It is not often that a film sends ticketing websites into meltdown before a single frame has been seen by the public — but then again, Christopher Nolan is not most directors. His long-awaited adaptation of Homer's ancient epic, The Odyssey, has already sent fans into a frenzy, with scalpers swooping in to flog premium seats for eye-watering sums while ordinary filmgoers are left fuming at crashed apps and endless virtual queues.

Scalpers Are Having A Field Day

When tickets for The Odyssey went on sale, the demand was so overwhelming that ticketing platforms buckled under the pressure. Queues stretched into the thousands, apps crashed repeatedly, and countless fans were left empty-handed. Into that chaos stepped the scalpers — and they wasted no time.

Matt Damon as Odysseus in ancient Greek warrior armour and plumed helmet, leading troops through a forest in a battle scene.

On eBay, one completed listing showed three tickets to a 70MM IMAX screening at New York's prestigious Lincoln Square theatre selling for a combined $700. Other unsold listings are asking for thousands of dollars apiece, though sellers may yet be forced to bring those prices down. The problem, as ever with Nolan, comes down to format.

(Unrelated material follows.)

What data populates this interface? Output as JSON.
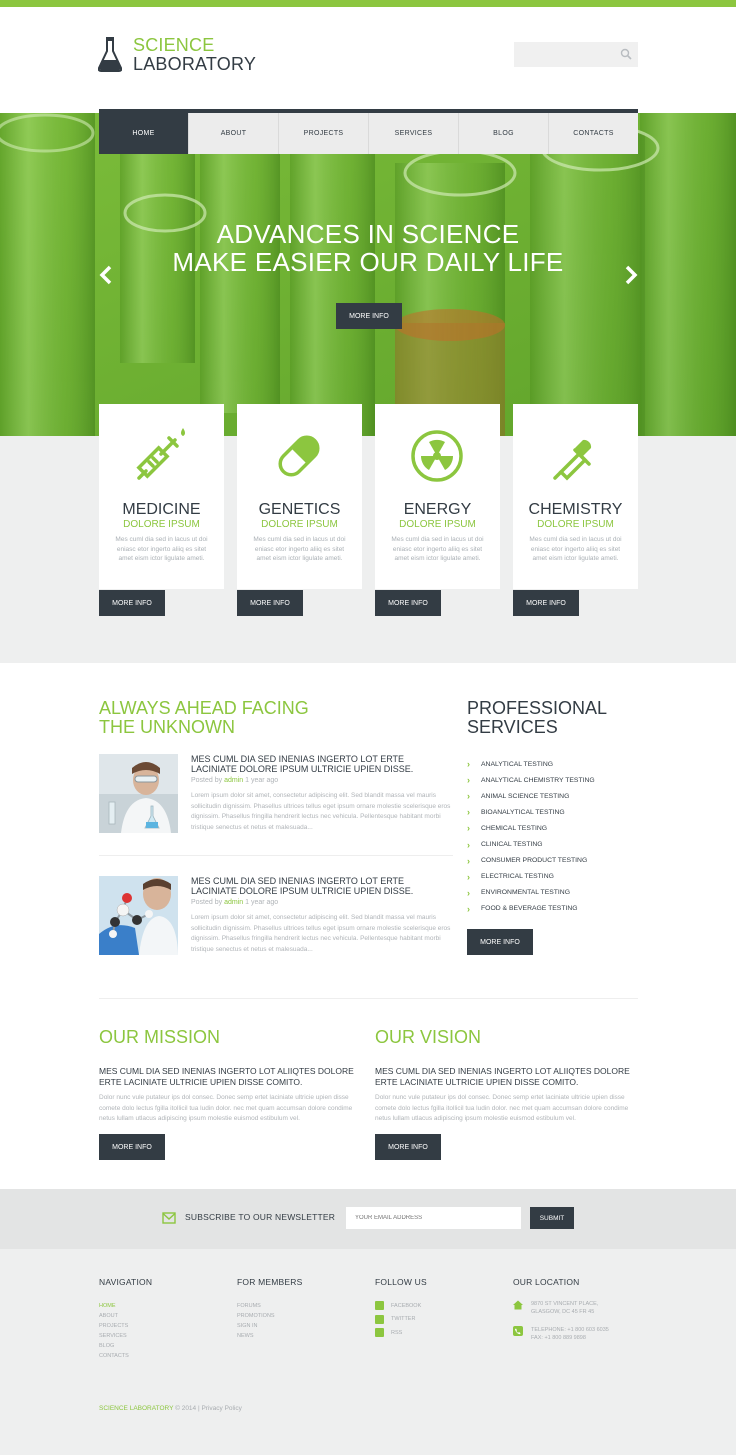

'The Odyssey is the first film in cinema history to be shot entirely on IMAX cameras, a milestone Christopher Nolan spent nearly 20 years working toward.'

That quote, from Denzil Dias, vice president and managing director of Warner Bros Discovery India, explains precisely why certain seats are so coveted. The 70MM IMAX format — the way Nolan himself intends the film to be experienced — offers a taller image, superior resolution, and a level of immersion that standard screens simply cannot match. The catch? There are only 39 theatres worldwide capable of showing the film in this format, with 24 of those based in the United States. Most of those venues have just one screen equipped for 70MM IMAX projection, meaning only four or five screenings per day are possible. With a runtime of nearly three hours, every seat counts.

The Cast and The Scale of It All

So what exactly are people paying through the nose — or through a scalper — to see? The Odyssey brings Homer's foundational Greek epic to the screen in a way that has never been attempted on this scale before. Matt Damon leads the film as Odysseus, King of Ithaca, navigating his perilous journey home following the fall of Troy. Alongside him is a genuinely staggering ensemble: Tom Holland as his son Telemachus, Anne Hathaway as the faithful Penelope, with Zendaya, Robert Pattinson, Lupita Nyong'o, Charlize Theron, and Jon Bernthal rounding out a cast that reads more like an awards ceremony guest list than a film billing.

Christopher Nolan in a black blazer and grey shirt at a film event, with photographers visible in the background.

The film is reportedly the most expensive R-rated film ever made, with a production budget said to be in the region of $250 million. Universal Pictures, however, appears entirely unbothered — having reportedly granted Nolan an extraordinary level of creative freedom on the project. Given that his last film, Oppenheimer, swept the Oscars and dominated the global box office, that confidence looks well placed.

India Among The First To Book

Interestingly, Indian audiences have been handed a rare advantage in all of this. From 8 June, fans in India were among the first people anywhere in the world to book tickets, more than a month ahead of the film's global release date of 17 July. Warner Bros Discovery India made the IMAX advance bookings available early, a gesture that signals just how significant the Indian market has become for major Hollywood tentpole releases.

There has been some noise online about so-called historical inaccuracies in the film's dialogue and costume design, but frankly, the evidence from ticket sales tells its own story. When apps are crashing and scalpers are pocketing hundreds of dollars per seat before the film has even opened, it is fairly safe to say the controversy is not putting people off.

Matt Damon as Odysseus, in ancient Greek armour with a red-plumed helmet, shouting in a dramatic battle scene.

For UK audiences hoping to catch The Odyssey in the best possible format, the advice is simple: move quickly. Premium IMAX screenings in Britain are likely to follow the same pattern seen in the US, with limited availability and fierce competition for seats. The film opens worldwide on 17 July — and if the early signs are anything to go by, this could be the cinema event of the summer.